Our Opinion: Don't we have enough to deal with, without fire?
Flareups. Outbreaks. Hot spots.
This is — as we've come to know all too well this year — the language of disease epidemics. But just because the coronavirus pandemic is affecting every aspect of our lives doesn't mean we should take our eye off a longer-standing safety concern.
This is also the language of wildfire season.
Temperatures soared into the triple digits at Portland International Airport for the first time in more than two years on Sunday. It's cooled off a bit since then, but not by much. This week is, as they say, a scorcher.
It's not rocket science: Heat and solar radiation dry out grasses and brush, and dried-out vegetation makes better fuel for fire. Especially high temperatures can even cause so-called spontaneous combustion, in which even without a spark to light it, internal temperatures can rise so high that a fire starts. That's what fire investigators think happened with a pile of grass clippings in Hillsboro, causing a blaze that spread to two nearby houses and an RV.
When we think of human-caused fires, we often think of the obvious sources. But while a carelessly discarded cigarette, an unattended campfire or burn pile, and recreational fireworks can indeed cause fires — and have been responsible for some of the region's most notable fires in past years — that hardly runs the gamut of fire-starting scenarios.
In the Gaston area last week, firefighters responded twice in two days to brush fires caused by the same agricultural combine. Dust can build up on the inner workings of a machine like a combine, and high heat can cause it to catch fire. It's essentially the same principle behind the lint trap in your clothes dryer at home, which should be cleaned out in between loads to avoid fires.
On Sauvie Island over the weekend, more than 90 acres burned in a brush fire that threatened nearby structures before being contained. That fire remains under investigation, but local fire agencies reminded residents to adhere to the burn ban that is in effect now. That ban will likely remain in effect into September or possibly later.
We're fortunate on the West Coast in that summer, for us, is a dry season. We don't live in hurricane country. Summer thunderstorms, while not unheard of here, don't occur with nearly the same frequency they do in the Midwest, the South or the Northeast. There are many places in this country where it can be 90 degrees and pouring rain and that's a fairly ordinary summer day. The Willamette Valley isn't among them.

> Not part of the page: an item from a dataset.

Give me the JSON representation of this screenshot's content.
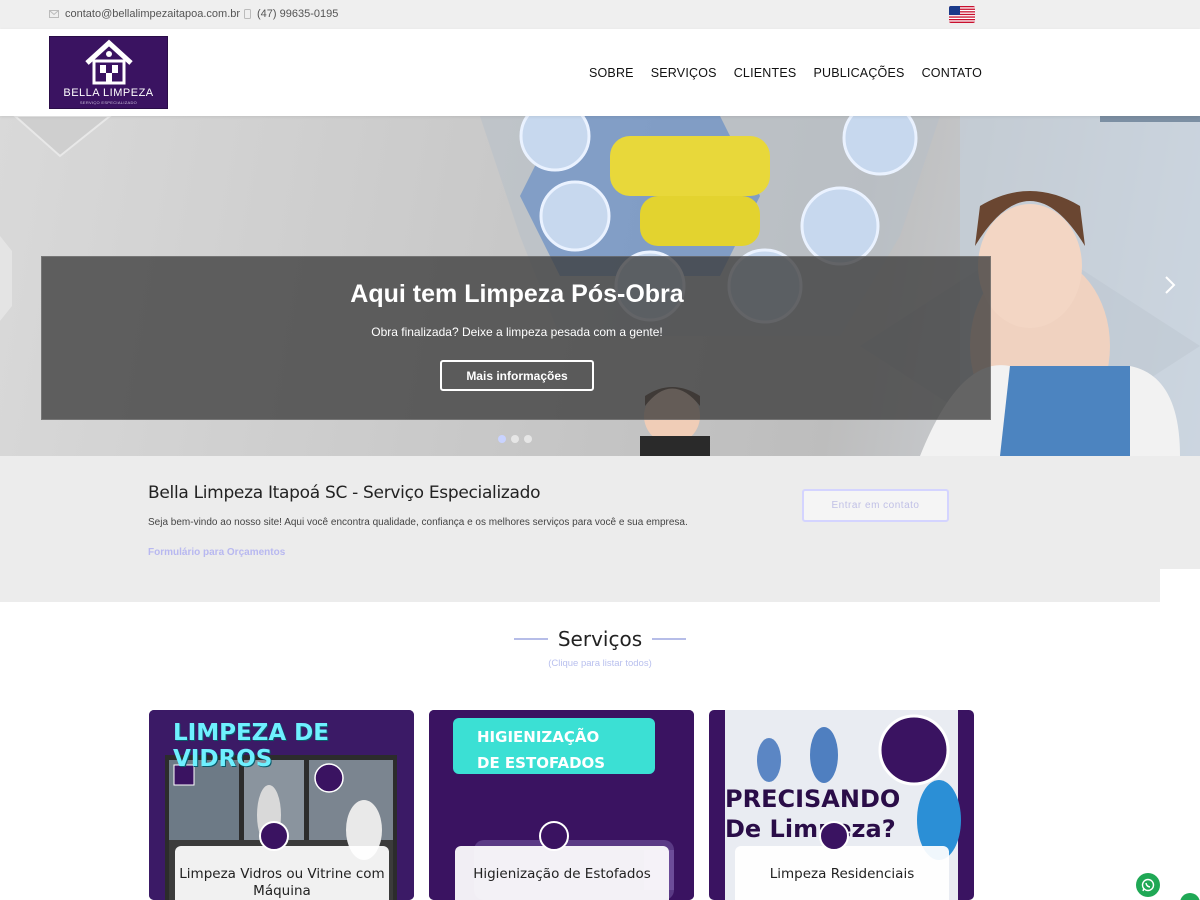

But the price of our dry summers is necessary vigilance. We know summer as not just a dry season, but also as wildfire season.
In recent years, we've seen wildfires even hundreds of miles away cloud our sunny days with haze and smoke. We're fortunate not to have had a wildfire in our area burn tens of thousands of acres and force hundreds of thousands of people to flee their homes, as California has endured multiple times over the past three years alone. But the threat exists. It is a real possibility.
Right now, our first responders and hospitals are dealing with the COVID-19 surge. They shouldn't be burdened further by a major fire. Of all times, this time would be the worst to have a natural disaster strain our resources and stress our populace further.
So it's on us to be careful.
Follow fire safety tips. Obey the burn ban — absolutely. But also don't neglect to clean outdoor equipment and machinery, like farm vehicles, that generate heat. Take extra caution with household appliances that put out heat, like clothes dryers, toasters and grills. Be attentive and alert when operating heavy machinery. Dispose of flammable waste properly, whether it's lawn trimmings or cigarette ash.
Wildfire season comes and goes every year. Let's all do our part to make sure this season, of all seasons, passes uneventfully.